M&S said it is in the process of “re-engineering” its food range, including lowering prices and removing “complex and confusing multi-buy promotions”.
“Against the backdrop of well publicised difficult market conditions our performance remained steady across the period,” said M&S chief executive Steve Rowe. Closure of its stores in failing overseas markets meant that international sales fell 15.1%.
There was better news from John Lewis which reported a 1% rise in overall like-for-like sales for the seven weeks to 5 January. Fashion rose 6.8%, beauty was up 11.2% and its own-brand womenswear leapt 14.7%.
Black Friday contributed to the biggest sales week in the retailer’s history, while online sales for Waitrose jumped 12.8%.
John Lewis Partnership chairman Sir Charlie Mayfield, said: “Two main factors are affecting the retail sector – oversupply of physical space and relatively weak consumer demand.
“Despite this, we had a positive Christmas trading period thanks to the extraordinary efforts of partners in our business, delivering differentiated products and service to customers.”

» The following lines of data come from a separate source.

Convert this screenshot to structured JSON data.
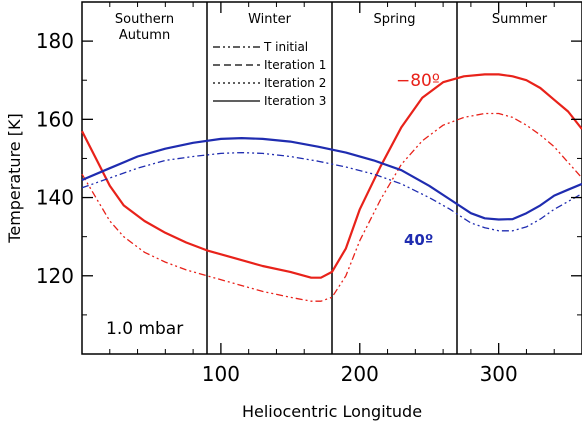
{
  "chart_data": {
    "type": "line",
    "xlabel": "Heliocentric Longitude",
    "ylabel": "Temperature [K]",
    "xlim": [
      0,
      360
    ],
    "ylim": [
      100,
      190
    ],
    "xticks": [
      100,
      200,
      300
    ],
    "yticks": [
      120,
      140,
      160,
      180
    ],
    "annotation": "1.0 mbar",
    "season_labels": [
      {
        "text": "Southern\nAutumn",
        "x": 45
      },
      {
        "text": "Winter",
        "x": 135
      },
      {
        "text": "Spring",
        "x": 225
      },
      {
        "text": "Summer",
        "x": 315
      }
    ],
    "season_boundaries": [
      90,
      180,
      270
    ],
    "legend": [
      {
        "label": "T initial",
        "style": "dashdot"
      },
      {
        "label": "Iteration 1",
        "style": "dashed"
      },
      {
        "label": "Iteration 2",
        "style": "dotted"
      },
      {
        "label": "Iteration 3",
        "style": "solid"
      }
    ],
    "series": [
      {
        "name": "-80°",
        "color": "#e8221a",
        "style": "solid",
        "label_at": [
          242,
          167
        ],
        "x": [
          0,
          10,
          20,
          30,
          45,
          60,
          75,
          90,
          110,
          130,
          150,
          165,
          172,
          180,
          190,
          200,
          215,
          230,
          245,
          260,
          275,
          290,
          300,
          310,
          320,
          330,
          340,
          350,
          360
        ],
        "y": [
          157,
          150,
          143,
          138,
          134,
          131,
          128.5,
          126.5,
          124.5,
          122.5,
          121,
          119.5,
          119.5,
          121,
          127,
          137,
          148,
          158,
          165.5,
          169.5,
          171,
          171.5,
          171.5,
          171,
          170,
          168,
          165,
          162,
          157.5
        ]
      },
      {
        "name": "-80° T initial",
        "color": "#e8221a",
        "style": "dashdot",
        "x": [
          0,
          10,
          20,
          30,
          45,
          60,
          75,
          90,
          110,
          130,
          150,
          165,
          172,
          180,
          190,
          200,
          215,
          230,
          245,
          260,
          275,
          290,
          300,
          310,
          320,
          330,
          340,
          350,
          360
        ],
        "y": [
          146,
          140,
          134,
          130,
          126,
          123.5,
          121.5,
          120,
          118,
          116,
          114.5,
          113.5,
          113.5,
          114.5,
          120,
          129,
          139.5,
          148.5,
          154.5,
          158.5,
          160.5,
          161.5,
          161.5,
          160.5,
          158.5,
          156,
          153,
          149,
          145
        ]
      },
      {
        "name": "40°",
        "color": "#1f2cb0",
        "style": "solid",
        "label_at": [
          306,
          128
        ],
        "x": [
          0,
          20,
          40,
          60,
          80,
          100,
          115,
          130,
          150,
          170,
          190,
          210,
          230,
          250,
          265,
          280,
          290,
          300,
          310,
          320,
          330,
          340,
          350,
          360
        ],
        "y": [
          144.5,
          147.5,
          150.5,
          152.5,
          154,
          155,
          155.2,
          155,
          154.3,
          153,
          151.5,
          149.5,
          147,
          143,
          139.5,
          136,
          134.7,
          134.4,
          134.5,
          136,
          138,
          140.5,
          142,
          143.5
        ]
      },
      {
        "name": "40° T initial",
        "color": "#1f2cb0",
        "style": "dashdot",
        "x": [
          0,
          20,
          40,
          60,
          80,
          100,
          115,
          130,
          150,
          170,
          190,
          210,
          230,
          250,
          265,
          280,
          290,
          300,
          310,
          320,
          330,
          340,
          350,
          360
        ],
        "y": [
          142.5,
          145,
          147.5,
          149.5,
          150.5,
          151.3,
          151.5,
          151.3,
          150.5,
          149.3,
          147.8,
          146,
          143.5,
          140,
          137,
          133.5,
          132.3,
          131.5,
          131.5,
          132.5,
          134.5,
          137,
          139,
          141
        ]
      }
    ],
    "series_labels": [
      "−80º",
      "40º"
    ]
  }
}
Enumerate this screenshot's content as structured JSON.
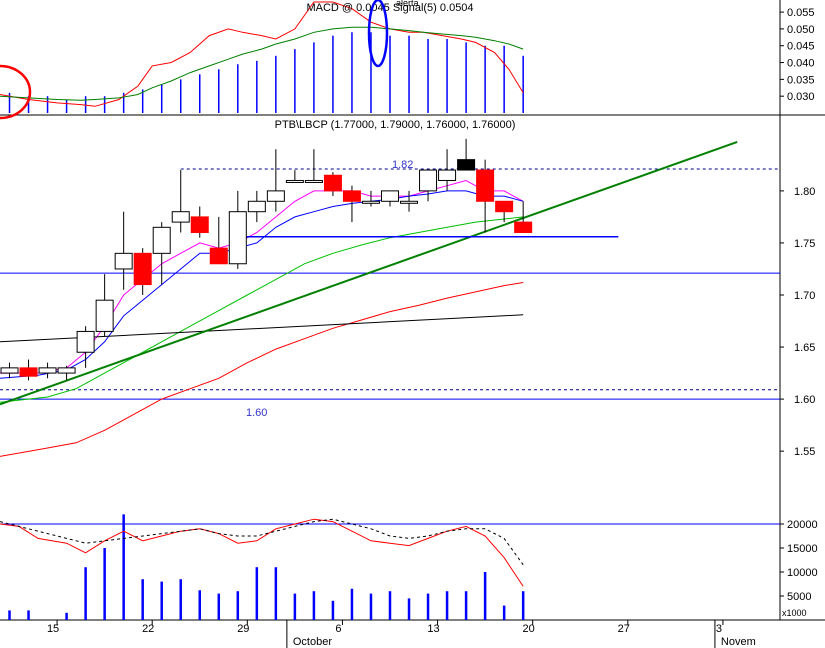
{
  "chart_data": [
    {
      "panel": "macd",
      "type": "line",
      "title": "MACD @ 0.0045 Signal(5) 0.0504",
      "y_ticks": [
        0.055,
        0.05,
        0.045,
        0.04,
        0.035,
        0.03
      ],
      "ylim": [
        0.025,
        0.058
      ],
      "extra_label": "alerta",
      "series": [
        {
          "color": "#ff0000",
          "x": [
            0,
            6,
            12,
            17,
            20,
            25,
            29,
            32,
            36,
            40,
            44,
            48,
            51,
            55,
            58,
            62,
            66,
            70,
            74,
            78,
            82,
            86,
            89,
            93,
            97,
            100,
            104,
            107,
            110
          ],
          "values": [
            0.0305,
            0.029,
            0.028,
            0.0275,
            0.027,
            0.029,
            0.033,
            0.039,
            0.04,
            0.043,
            0.048,
            0.05,
            0.049,
            0.048,
            0.047,
            0.05,
            0.058,
            0.058,
            0.056,
            0.052,
            0.05,
            0.049,
            0.049,
            0.048,
            0.047,
            0.046,
            0.043,
            0.038,
            0.031
          ]
        },
        {
          "color": "#008000",
          "x": [
            0,
            6,
            12,
            17,
            20,
            25,
            29,
            32,
            36,
            40,
            44,
            48,
            51,
            55,
            58,
            62,
            66,
            70,
            74,
            78,
            82,
            86,
            89,
            93,
            97,
            100,
            104,
            107,
            110
          ],
          "values": [
            0.03,
            0.0295,
            0.029,
            0.0288,
            0.029,
            0.0295,
            0.0305,
            0.0325,
            0.0345,
            0.037,
            0.039,
            0.041,
            0.0425,
            0.044,
            0.0455,
            0.047,
            0.049,
            0.05,
            0.0505,
            0.0505,
            0.05,
            0.0495,
            0.049,
            0.0485,
            0.048,
            0.0475,
            0.0465,
            0.0455,
            0.044
          ]
        }
      ],
      "histogram": {
        "color": "#0000ff",
        "x": [
          2,
          6,
          10,
          14,
          18,
          22,
          26,
          30,
          34,
          38,
          42,
          46,
          50,
          54,
          58,
          62,
          66,
          70,
          74,
          78,
          82,
          86,
          90,
          94,
          98,
          102,
          106,
          110
        ],
        "values": [
          0.031,
          0.03,
          0.03,
          0.029,
          0.03,
          0.03,
          0.031,
          0.032,
          0.0335,
          0.035,
          0.0365,
          0.038,
          0.0395,
          0.0405,
          0.042,
          0.044,
          0.046,
          0.048,
          0.049,
          0.049,
          0.048,
          0.048,
          0.047,
          0.047,
          0.046,
          0.045,
          0.045,
          0.042
        ]
      }
    },
    {
      "panel": "price",
      "type": "candlestick",
      "title": "PTB\\LBCP (1.77000, 1.79000, 1.76000, 1.76000)",
      "y_ticks": [
        1.8,
        1.75,
        1.7,
        1.65,
        1.6,
        1.55
      ],
      "ylim": [
        1.505,
        1.87
      ],
      "annotations": [
        "1.82",
        "1.60"
      ],
      "candles": [
        {
          "x": 2,
          "o": 1.63,
          "h": 1.635,
          "l": 1.62,
          "c": 1.625
        },
        {
          "x": 6,
          "o": 1.63,
          "h": 1.638,
          "l": 1.618,
          "c": 1.622
        },
        {
          "x": 10,
          "o": 1.625,
          "h": 1.635,
          "l": 1.62,
          "c": 1.63
        },
        {
          "x": 14,
          "o": 1.625,
          "h": 1.632,
          "l": 1.618,
          "c": 1.63
        },
        {
          "x": 18,
          "o": 1.645,
          "h": 1.67,
          "l": 1.63,
          "c": 1.665
        },
        {
          "x": 22,
          "o": 1.665,
          "h": 1.72,
          "l": 1.66,
          "c": 1.695
        },
        {
          "x": 26,
          "o": 1.725,
          "h": 1.78,
          "l": 1.705,
          "c": 1.74
        },
        {
          "x": 30,
          "o": 1.74,
          "h": 1.745,
          "l": 1.7,
          "c": 1.71
        },
        {
          "x": 34,
          "o": 1.74,
          "h": 1.77,
          "l": 1.71,
          "c": 1.765
        },
        {
          "x": 38,
          "o": 1.77,
          "h": 1.82,
          "l": 1.76,
          "c": 1.78
        },
        {
          "x": 42,
          "o": 1.775,
          "h": 1.785,
          "l": 1.755,
          "c": 1.76
        },
        {
          "x": 46,
          "o": 1.745,
          "h": 1.775,
          "l": 1.73,
          "c": 1.73
        },
        {
          "x": 50,
          "o": 1.73,
          "h": 1.8,
          "l": 1.725,
          "c": 1.78
        },
        {
          "x": 54,
          "o": 1.78,
          "h": 1.8,
          "l": 1.77,
          "c": 1.79
        },
        {
          "x": 58,
          "o": 1.79,
          "h": 1.84,
          "l": 1.78,
          "c": 1.8
        },
        {
          "x": 62,
          "o": 1.81,
          "h": 1.82,
          "l": 1.81,
          "c": 1.81
        },
        {
          "x": 66,
          "o": 1.81,
          "h": 1.84,
          "l": 1.81,
          "c": 1.81
        },
        {
          "x": 70,
          "o": 1.815,
          "h": 1.818,
          "l": 1.795,
          "c": 1.8
        },
        {
          "x": 74,
          "o": 1.8,
          "h": 1.805,
          "l": 1.77,
          "c": 1.79
        },
        {
          "x": 78,
          "o": 1.79,
          "h": 1.8,
          "l": 1.785,
          "c": 1.79
        },
        {
          "x": 82,
          "o": 1.79,
          "h": 1.8,
          "l": 1.785,
          "c": 1.8
        },
        {
          "x": 86,
          "o": 1.79,
          "h": 1.8,
          "l": 1.78,
          "c": 1.79
        },
        {
          "x": 90,
          "o": 1.8,
          "h": 1.82,
          "l": 1.79,
          "c": 1.82
        },
        {
          "x": 94,
          "o": 1.81,
          "h": 1.84,
          "l": 1.8,
          "c": 1.82
        },
        {
          "x": 98,
          "o": 1.82,
          "h": 1.85,
          "l": 1.82,
          "c": 1.83
        },
        {
          "x": 102,
          "o": 1.82,
          "h": 1.83,
          "l": 1.76,
          "c": 1.79
        },
        {
          "x": 106,
          "o": 1.79,
          "h": 1.79,
          "l": 1.77,
          "c": 1.78
        },
        {
          "x": 110,
          "o": 1.77,
          "h": 1.79,
          "l": 1.76,
          "c": 1.76
        }
      ],
      "filled_candles": [
        1,
        7,
        10,
        11,
        17,
        18,
        25,
        26,
        27
      ],
      "black_candles": [
        24
      ],
      "lines": [
        {
          "color": "#ff00ff",
          "x": [
            0,
            8,
            14,
            18,
            22,
            26,
            30,
            34,
            38,
            42,
            46,
            50,
            54,
            58,
            62,
            66,
            70,
            74,
            78,
            82,
            86,
            90,
            94,
            98,
            102,
            106,
            110
          ],
          "values": [
            1.625,
            1.625,
            1.63,
            1.645,
            1.67,
            1.7,
            1.715,
            1.73,
            1.74,
            1.75,
            1.745,
            1.75,
            1.76,
            1.775,
            1.79,
            1.8,
            1.8,
            1.8,
            1.795,
            1.795,
            1.795,
            1.8,
            1.805,
            1.81,
            1.8,
            1.8,
            1.79
          ]
        },
        {
          "color": "#0000ff",
          "x": [
            0,
            8,
            14,
            18,
            22,
            26,
            30,
            34,
            38,
            42,
            46,
            50,
            54,
            58,
            62,
            66,
            70,
            74,
            78,
            82,
            86,
            90,
            94,
            98,
            102,
            106,
            110
          ],
          "values": [
            1.62,
            1.623,
            1.628,
            1.638,
            1.655,
            1.68,
            1.695,
            1.71,
            1.725,
            1.74,
            1.74,
            1.745,
            1.75,
            1.765,
            1.775,
            1.78,
            1.785,
            1.788,
            1.79,
            1.792,
            1.795,
            1.797,
            1.8,
            1.8,
            1.795,
            1.795,
            1.79
          ]
        },
        {
          "color": "#00c000",
          "x": [
            0,
            10,
            16,
            22,
            28,
            34,
            40,
            46,
            52,
            58,
            64,
            70,
            76,
            82,
            88,
            94,
            100,
            106,
            110
          ],
          "values": [
            1.597,
            1.602,
            1.61,
            1.625,
            1.64,
            1.655,
            1.67,
            1.685,
            1.7,
            1.715,
            1.73,
            1.74,
            1.748,
            1.755,
            1.76,
            1.765,
            1.77,
            1.773,
            1.775
          ]
        },
        {
          "color": "#ff0000",
          "x": [
            0,
            10,
            16,
            22,
            28,
            34,
            40,
            46,
            52,
            58,
            64,
            70,
            76,
            82,
            88,
            94,
            100,
            106,
            110
          ],
          "values": [
            1.545,
            1.553,
            1.558,
            1.57,
            1.585,
            1.6,
            1.61,
            1.62,
            1.635,
            1.648,
            1.658,
            1.668,
            1.676,
            1.684,
            1.69,
            1.697,
            1.703,
            1.709,
            1.712
          ]
        },
        {
          "color": "#000000",
          "x": [
            0,
            110
          ],
          "values": [
            1.655,
            1.681
          ]
        },
        {
          "color": "#008000",
          "x": [
            0,
            155
          ],
          "values": [
            1.595,
            1.847
          ]
        },
        {
          "color": "#0000ff",
          "x": [
            50,
            130
          ],
          "values": [
            1.756,
            1.756
          ]
        }
      ],
      "hlines": [
        {
          "color": "#0000ff",
          "y": 1.721,
          "style": "solid"
        },
        {
          "color": "#0000ff",
          "y": 1.6,
          "style": "solid"
        },
        {
          "color": "#00008b",
          "y": 1.609,
          "style": "dashed"
        },
        {
          "color": "#00008b",
          "y": 1.821,
          "style": "dashed",
          "from_x": 38
        }
      ]
    },
    {
      "panel": "volume",
      "type": "bar",
      "y_ticks": [
        20000,
        15000,
        10000,
        5000
      ],
      "ylim": [
        0,
        25000
      ],
      "axis_note": "x1000",
      "bars": {
        "color": "#0000ff",
        "x": [
          2,
          6,
          10,
          14,
          18,
          22,
          26,
          30,
          34,
          38,
          42,
          46,
          50,
          54,
          58,
          62,
          66,
          70,
          74,
          78,
          82,
          86,
          90,
          94,
          98,
          102,
          106,
          110
        ],
        "values": [
          2000,
          2000,
          0,
          1500,
          11000,
          15000,
          22000,
          8500,
          8000,
          8500,
          6200,
          5500,
          6000,
          11000,
          11000,
          5500,
          6000,
          4000,
          6500,
          5500,
          6000,
          4500,
          5500,
          6000,
          6000,
          10000,
          3000,
          6000
        ]
      },
      "series": [
        {
          "style": "solid",
          "color": "#ff0000",
          "x": [
            0,
            4,
            8,
            14,
            18,
            22,
            26,
            30,
            34,
            38,
            42,
            46,
            50,
            54,
            58,
            62,
            66,
            70,
            74,
            78,
            82,
            86,
            90,
            94,
            98,
            102,
            106,
            110
          ],
          "values": [
            20000,
            19500,
            17000,
            16000,
            14000,
            16500,
            18500,
            16500,
            17500,
            18500,
            19000,
            18000,
            16000,
            16500,
            19000,
            20000,
            21000,
            20500,
            18500,
            16500,
            16000,
            15500,
            17000,
            18500,
            19500,
            17500,
            13000,
            7000
          ]
        },
        {
          "style": "dashed",
          "color": "#000000",
          "x": [
            0,
            6,
            12,
            18,
            22,
            26,
            30,
            34,
            38,
            42,
            46,
            50,
            54,
            58,
            62,
            66,
            70,
            74,
            78,
            82,
            86,
            90,
            94,
            98,
            102,
            106,
            110
          ],
          "values": [
            20500,
            19000,
            17500,
            16000,
            16500,
            17000,
            17500,
            18000,
            18500,
            19000,
            18000,
            17500,
            17500,
            18500,
            19500,
            20500,
            21000,
            20000,
            19000,
            17500,
            17000,
            17500,
            18500,
            19000,
            19000,
            17000,
            11500
          ]
        }
      ],
      "reference_line": {
        "color": "#0000ff",
        "y": 20000
      }
    }
  ],
  "x_axis": {
    "ticks": [
      {
        "x": 12,
        "label": "15"
      },
      {
        "x": 32,
        "label": "22"
      },
      {
        "x": 52,
        "label": "29"
      },
      {
        "x": 72,
        "label": "6"
      },
      {
        "x": 92,
        "label": "13"
      },
      {
        "x": 112,
        "label": "20"
      },
      {
        "x": 132,
        "label": "27"
      },
      {
        "x": 152,
        "label": "3"
      }
    ],
    "month_labels": [
      {
        "x": 62,
        "label": "October"
      },
      {
        "x": 152,
        "label": "Novem"
      }
    ],
    "xlim": [
      0,
      164
    ]
  }
}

However, staff may have to forfeit this year’s bonus. The company said: “The actions taken in recent years to prepare for the current pressures in retail mean that the partnership has the financial strength and flexibility to pay a modest bonus this year, without impacting our ambitious investment programme.
“However, the board will need to consider carefully in March, following the usual process, whether payment of a bonus is prudent in the light of business and economic prospects at that time.”
At Waitrose, owned by the John Lewis Partnership, like-for-like trade sales grew by 0.3%.
Tesco has reported a 2.6% rise in like-for-like sales for the UK and Ireland over the Christmas period, building on growth at Morrisons and Aldi.
Paul Martin, a partner at accountants KPMG which sponsors the survey for the British Retail Consortium, said: “This comes despite some retailers desperately attempting to generate sales through slashed pricing, which has seemingly not been enough to encourage shoppers.”
BRC chief executive Helen Dickinson said: “Squeezed consumers chose not to splash out this Christmas, with retail sales growth stalling for the first time in 28 months.
“The worst December sales performance in 10 years means a challenging start to 2019 for retailers, with business rates set to rise once again this year, and the threat of a no-deal Brexit looming ever larger.”
She added: “Retailers are facing up to this challenge but are having to wrestle with mounting costs from a succession of government policies – from the apprenticeship levy, to higher wage costs, to rising business rates.”
The figures end a difficult year in which thousands of shops closed across the country as shoppers opted for click-and-buy over visiting the hight street, although there was also a slowdown in online retail sales.
Wage growth has risen faster than inflation but consumers but Barclaycard said growth in sales of essentials dipped to its lowest level since 2016, while clothing had a third consecutive month of falling sales.
Ms Dickinson complained that retailers pay 10% of business taxes and 25% of business rates while only making up 5% of the economy.
Online sales growth declined along with bricks and mortar sales but at a slower rate. It meant that the slice of sales going to online retailers edged above 31% – increasing from 29.1% of total sales in December 2017 to 31.2% last month.